April 11, 2017
Enhancing opportunities for international students
By Bethany Romano, MBA’17
The last decade has seen a significant spike in university students studying abroad. International scholarships play a huge role in fostering global mobility, bringing scholars from the global south to study at universities in mostly Western countries. Although international students still represent a very small minority of students overall, there are about 4.5 million of them worldwide today—almost triple the number from 15 years ago.
Joan Dassin ’69, director of Heller’s Sustainable International Development program, is co-editing a book on the subject titled “International Scholarships in Higher Education: Pathways for Social Change” to be published by Palgrave Macmillan in mid-2017. With it, she and her co-editors are pioneering a new research field on international scholarships in higher education.
She says, “We’ve seen a renewed emphasis on higher education in developing countries, with a special niche remaining for physical study abroad, despite the proliferation of online programs. Studying abroad creates important social networks and it can expose students to empowering ideologies—especially for women or members of minority groups—which can’t be replicated electronically or necessarily obtained in one’s home country.”

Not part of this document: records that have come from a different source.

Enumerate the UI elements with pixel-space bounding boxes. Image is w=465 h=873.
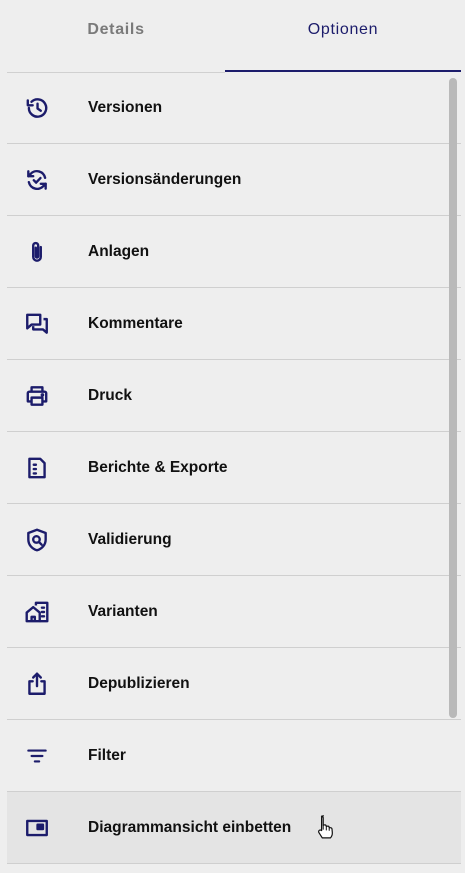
option-label: Varianten <box>88 603 158 620</box>
options-list: Versionen Versionsänderungen Anlagen Kom… <box>7 72 461 873</box>
option-filter[interactable]: Filter <box>7 720 461 792</box>
option-label: Versionen <box>88 99 163 116</box>
embed-window-icon <box>24 815 50 841</box>
hand-pointer-cursor-icon <box>314 814 336 840</box>
option-label: Berichte & Exporte <box>88 459 228 476</box>
shield-search-icon <box>24 527 50 553</box>
tab-bar: Details Optionen <box>0 0 465 73</box>
option-berichte-exporte[interactable]: Berichte & Exporte <box>7 432 461 504</box>
options-panel: Details Optionen Versionen Versionsänder… <box>0 0 465 873</box>
option-depublizieren[interactable]: Depublizieren <box>7 648 461 720</box>
option-versionen[interactable]: Versionen <box>7 72 461 144</box>
tab-optionen[interactable]: Optionen <box>225 0 461 72</box>
option-label: Depublizieren <box>88 675 190 692</box>
option-label: Validierung <box>88 531 172 548</box>
option-label: Kommentare <box>88 315 183 332</box>
option-label: Diagrammansicht einbetten <box>88 819 292 836</box>
sync-check-icon <box>24 167 50 193</box>
option-label: Anlagen <box>88 243 150 260</box>
share-upload-icon <box>24 671 50 697</box>
option-label: Druck <box>88 387 132 404</box>
option-label: Versionsänderungen <box>88 171 242 188</box>
tab-details[interactable]: Details <box>0 0 232 72</box>
filter-icon <box>24 743 50 769</box>
scrollbar-thumb[interactable] <box>449 78 457 718</box>
option-kommentare[interactable]: Kommentare <box>7 288 461 360</box>
option-druck[interactable]: Druck <box>7 360 461 432</box>
option-label: Filter <box>88 747 126 764</box>
comments-icon <box>24 311 50 337</box>
option-validierung[interactable]: Validierung <box>7 504 461 576</box>
option-versionsaenderungen[interactable]: Versionsänderungen <box>7 144 461 216</box>
option-diagrammansicht-einbetten[interactable]: Diagrammansicht einbetten <box>7 792 461 864</box>
option-varianten[interactable]: Varianten <box>7 576 461 648</box>
report-document-icon <box>24 455 50 481</box>
history-icon <box>24 95 50 121</box>
paperclip-icon <box>24 239 50 265</box>
printer-icon <box>24 383 50 409</box>
option-anlagen[interactable]: Anlagen <box>7 216 461 288</box>
buildings-icon <box>24 599 50 625</box>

While many countries—most notably China—have provided significant government funding for study abroad in recent years, private international scholarship programs such as Rhodes and Fulbright have long histories. Dassin says, “These programs were founded to increase international understanding, change hearts and minds—but nobody actually looked into them too deeply to see if that was true.” They were a feel-good exercise, she notes; nobody argues against the value of a scholarship program. For this reason perhaps, the first extensive evaluation of the Fulbright program wasn’t conducted until 50 years after its founding.
One of the book’s key recommendations is that more research is needed on international scholarships and the students they fund. “The data about these programs is very uneven, when it’s available at all,” she says. “We hope this book will help constitute this as a field of research, policy and practice. We need basic information: how many people have held international scholarships, and where have they gone? What is their socio-economic profile? Most important, have they used their education to benefit their home countries, and in what ways? What are the pathways leading from higher education to social change? We need to think more deeply about how to gauge the impact of these investments.”

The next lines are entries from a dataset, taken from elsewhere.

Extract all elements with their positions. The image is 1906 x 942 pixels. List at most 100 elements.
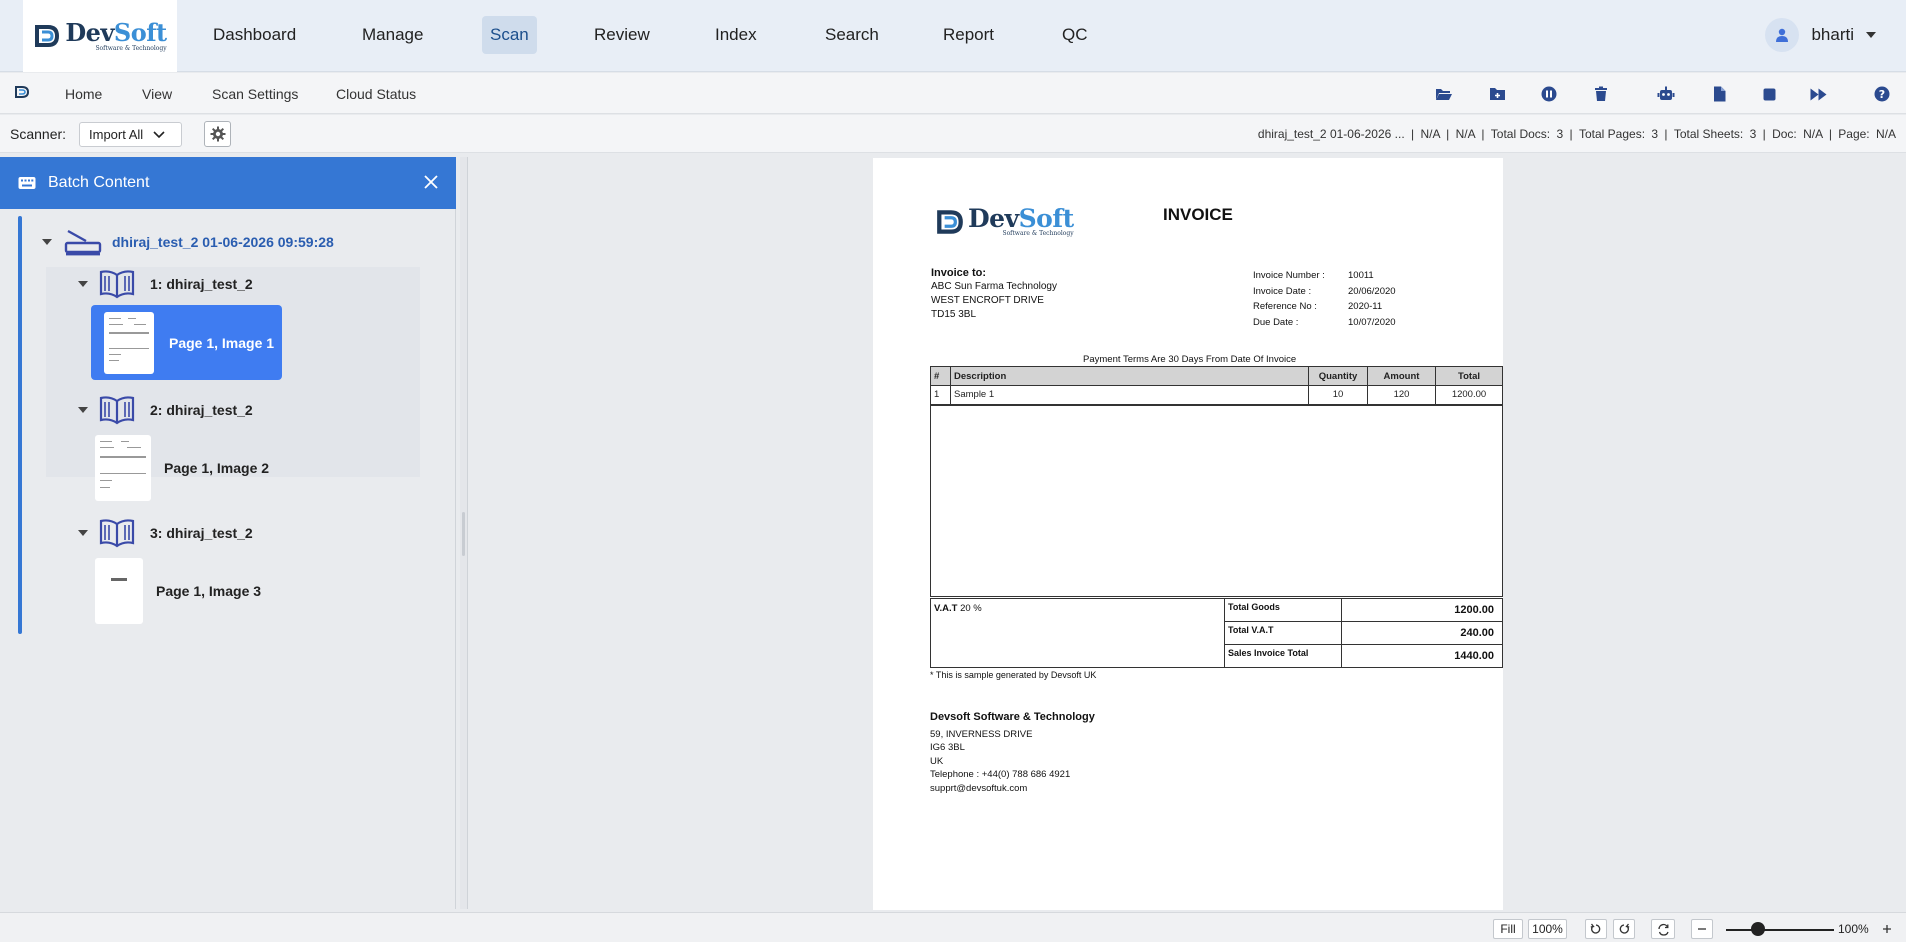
nav-dashboard[interactable]: Dashboard [205, 16, 304, 54]
status-total-pages-label: Total Pages: [1578, 127, 1646, 141]
devsoft-logo[interactable]: DevSoft Software & Technology [23, 0, 177, 72]
address-line: supprt@devsoftuk.com [930, 782, 1028, 794]
col-header: Total [1435, 366, 1503, 386]
caret-down-icon[interactable] [78, 530, 88, 536]
nav-index[interactable]: Index [707, 16, 765, 54]
caret-down-icon[interactable] [78, 407, 88, 413]
status-sep: | [1481, 127, 1485, 141]
avatar [1765, 18, 1800, 52]
batch-content-header: Batch Content [0, 157, 456, 209]
fill-button[interactable]: Fill [1493, 919, 1523, 939]
status-v2: N/A [1455, 127, 1475, 141]
scanner-select[interactable]: Import All [79, 122, 182, 147]
refresh-button[interactable] [1651, 919, 1675, 939]
folder-open-icon[interactable] [1435, 85, 1453, 103]
status-sep: | [1446, 127, 1450, 141]
folder-add-icon[interactable] [1488, 85, 1506, 103]
cell: 1 [930, 385, 951, 405]
invoice-to-block: Invoice to: ABC Sun Farma Technology WES… [931, 266, 1057, 322]
plus-icon [1883, 925, 1891, 933]
company-name: Devsoft Software & Technology [930, 711, 1095, 723]
user-menu[interactable]: bharti [1765, 16, 1876, 54]
total-key: Total Goods [1228, 602, 1280, 612]
batch-root[interactable]: dhiraj_test_2 01-06-2026 09:59:28 [42, 227, 334, 257]
vat-box: V.A.T 20 % [930, 598, 1225, 668]
nav-qc[interactable]: QC [1054, 16, 1096, 54]
zoom-in-button[interactable] [1876, 919, 1898, 939]
col-header: Amount [1367, 366, 1436, 386]
vat-rate: 20 % [960, 603, 982, 614]
close-icon[interactable] [422, 173, 440, 191]
document-label: 2: dhiraj_test_2 [150, 402, 253, 418]
status-batch: dhiraj_test_2 01-06-2026 ... [1257, 127, 1405, 141]
keyboard-icon [18, 177, 36, 189]
table-row: 1 Sample 1 10 120 1200.00 [930, 385, 1503, 405]
fast-forward-icon[interactable] [1810, 85, 1828, 103]
scanner-bar: Scanner: Import All dhiraj_test_2 01-06-… [0, 115, 1906, 153]
help-icon[interactable]: ? [1873, 85, 1891, 103]
splitter-grip[interactable] [462, 512, 465, 556]
document-node-1[interactable]: 1: dhiraj_test_2 [78, 269, 253, 299]
total-key: Sales Invoice Total [1228, 648, 1309, 658]
address-line: Telephone : +44(0) 788 686 4921 [930, 769, 1071, 780]
menu-cloud-status[interactable]: Cloud Status [336, 73, 416, 114]
status-page: N/A [1875, 127, 1896, 141]
nav-search[interactable]: Search [817, 16, 887, 54]
panel-title: Batch Content [48, 174, 150, 191]
caret-down-icon[interactable] [42, 239, 52, 245]
rotate-right-button[interactable] [1613, 919, 1635, 939]
scanner-select-value: Import All [89, 127, 144, 142]
document-icon[interactable] [1710, 85, 1728, 103]
cell: Sample 1 [950, 385, 1309, 405]
app-mini-logo-icon [15, 86, 30, 98]
menu-view[interactable]: View [142, 73, 172, 114]
page-label: Page 1, Image 1 [169, 334, 275, 351]
meta-value: 2020-11 [1348, 301, 1383, 312]
robot-icon[interactable] [1657, 85, 1675, 103]
zoom-slider-track[interactable] [1726, 929, 1834, 931]
status-sep: | [1762, 127, 1766, 141]
zoom-out-button[interactable] [1691, 919, 1713, 939]
col-header: # [930, 366, 951, 386]
zoom-100-button[interactable]: 100% [1528, 919, 1567, 939]
scanner-settings-button[interactable] [204, 121, 231, 147]
user-icon [1776, 28, 1789, 42]
document-node-2[interactable]: 2: dhiraj_test_2 [78, 395, 253, 425]
caret-down-icon[interactable] [78, 281, 88, 287]
invoice-title: INVOICE [1163, 205, 1233, 224]
trash-icon[interactable] [1592, 85, 1610, 103]
page-thumbnail [104, 311, 154, 374]
nav-review[interactable]: Review [586, 16, 658, 54]
col-header: Quantity [1308, 366, 1368, 386]
page-item-1[interactable]: Page 1, Image 1 [91, 305, 282, 380]
menu-bar: Home View Scan Settings Cloud Status ? [0, 73, 1906, 114]
document-node-3[interactable]: 3: dhiraj_test_2 [78, 518, 253, 548]
invoice-meta: Invoice Number : 10011 Invoice Date : 20/0… [1253, 268, 1396, 330]
status-doc: N/A [1803, 127, 1823, 141]
payment-terms: Payment Terms Are 30 Days From Date Of I… [1083, 354, 1297, 365]
zoom-slider-thumb[interactable] [1751, 922, 1766, 936]
page-item-2[interactable]: Page 1, Image 2 [91, 433, 291, 503]
total-key: Total V.A.T [1228, 625, 1274, 635]
menu-home[interactable]: Home [65, 73, 102, 114]
page-label: Page 1, Image 2 [164, 460, 270, 476]
book-icon [99, 396, 135, 425]
invoice-to-label: Invoice to: [931, 267, 987, 279]
meta-value: 10/07/2020 [1348, 316, 1396, 328]
col-header: Description [950, 366, 1309, 386]
nav-report[interactable]: Report [935, 16, 1002, 54]
menu-scan-settings[interactable]: Scan Settings [212, 73, 298, 114]
nav-manage[interactable]: Manage [354, 16, 431, 54]
pause-icon[interactable] [1540, 85, 1558, 103]
rotate-left-button[interactable] [1585, 919, 1607, 939]
panel-splitter[interactable] [460, 157, 468, 909]
status-doc-label: Doc: [1772, 127, 1797, 141]
meta-key: Invoice Number : [1253, 270, 1325, 281]
stop-icon[interactable] [1760, 85, 1778, 103]
viewer-status-bar: Fill 100% 100% [0, 912, 1906, 942]
meta-value: 20/06/2020 [1348, 285, 1396, 297]
nav-scan[interactable]: Scan [482, 16, 537, 54]
scanner-label: Scanner: [10, 126, 67, 142]
status-page-label: Page: [1838, 127, 1870, 141]
page-item-3[interactable]: Page 1, Image 3 [91, 557, 291, 625]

Dassin argues that for a scholarship to have significant impact, it must target the right recipients. “Talent is randomly distributed, but selectively developed. It’s important to fund individuals who are committed to social change and who otherwise wouldn’t have access to international education, perhaps because they are from a remote, rural area, they’re a member of an indigenous group, or they’re female in a society where women have limited opportunities. By being deliberate about targeting, you can have a huge impact.”
After many years in international development, including founding and leading the Ford Foundation International Fellowships Program, Dassin believes that solving development challenges requires the empowerment of local people through higher education. “We can’t send everyone to Oxford on a Rhodes Scholarship, but maybe we can send a few hundred each year who will have a tremendous multiplier effect. That’s the best investment you can make — investing in people who have the capacity to learn, who can then go home and reinvent solutions for their own context.”